About #4: NH docs says:

"An interesting usage of this feature is to load several collections of an object in one round-trip, without an expensive cartesian product (blog * users * posts).

Blog blog = s.CreateMultiQuery()

.Add("select b from Blog b left join fetch b.Users where b.Id = :id")

.Add("select b from Blog b left join fetch b.Posts where b.Id = :id")

.SetInt32("id", 123)

.UniqueResult

<blog();"

Could you give us more details about how to load the blog with multiple queries(in a faster way)?

Ayende Rahien
09/01/2009 08:52 AM by
Ayende Rahien

Nobody,

It is just executing them one at a time:

Blog blog = s.CreateQuery("select b from Blog b left join fetch b.Users where b.Id = :id")

.UniqueResult();

s.CreateQuery("select b from Blog b left join fetch b.Posts where b.Id = :id").List();

Just nobody
09/01/2009 09:39 AM by
Just nobody

I didn't know that the second query will hydrate the blog instance with his posts. Still, it's not clear to me if this is faster than multi criteria: it makes 2 round-trips. Or I misunderstand you and this option is for cases where multi criteria is not available?

Thank you for all

Ayende Rahien
09/01/2009 09:42 AM by
Ayende Rahien

Nobody,

In this case, those are two round trips, yes.

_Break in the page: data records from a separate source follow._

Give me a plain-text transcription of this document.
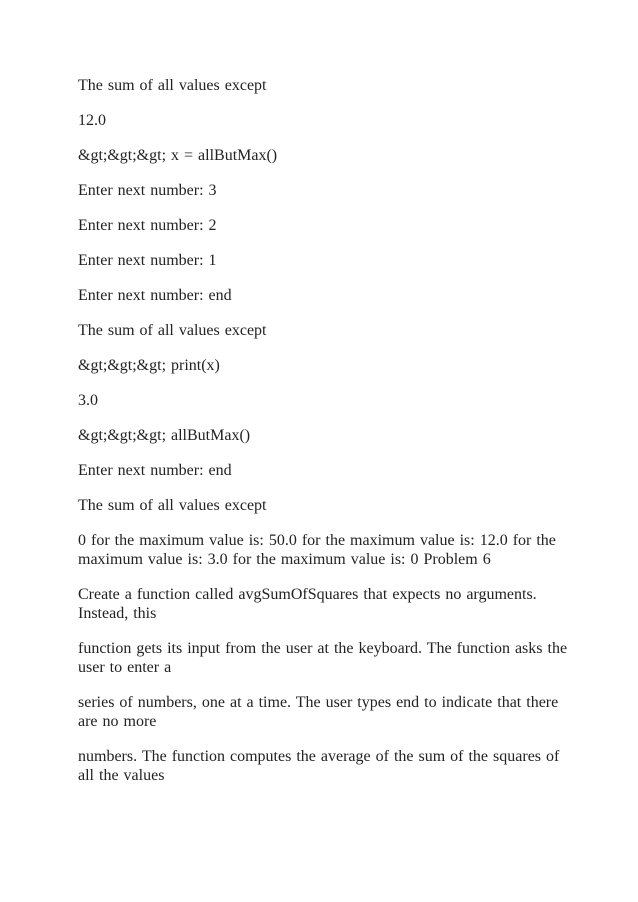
The sum of all values except

12.0

&gt;&gt;&gt; x = allButMax()

Enter next number: 3

Enter next number: 2

Enter next number: 1

Enter next number: end

The sum of all values except

&gt;&gt;&gt; print(x)

3.0

&gt;&gt;&gt; allButMax()

Enter next number: end

The sum of all values except

0 for the maximum value is: 50.0 for the maximum value is: 12.0 for the maximum value is: 3.0 for the maximum value is: 0 Problem 6

Create a function called avgSumOfSquares that expects no arguments. Instead, this

function gets its input from the user at the keyboard. The function asks the user to enter a

series of numbers, one at a time. The user types end to indicate that there are no more

numbers. The function computes the average of the sum of the squares of all the values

So same as with lazy loading.

When you are loading more than a single object, it matters, a lot.

Nick Aceves
09/01/2009 05:14 PM by
Nick Aceves

"SQL isnt a bad smell because it's simple - mapped against your final solution - I'd rather just fire a simple SQL UPDATE statement."

You're right. I'm going to quit using C# and start programming in machine code now... after all, how can you get simpler than a string of 1's and 0's?

I'm being a little bit extreme, but you get the point. SQL is the machine code of data access. You should use an abstraction on top of it whenever possible. It'll be safer, cleaner, and save you time (both short-term and long-term).

Comments have been closed on this topic.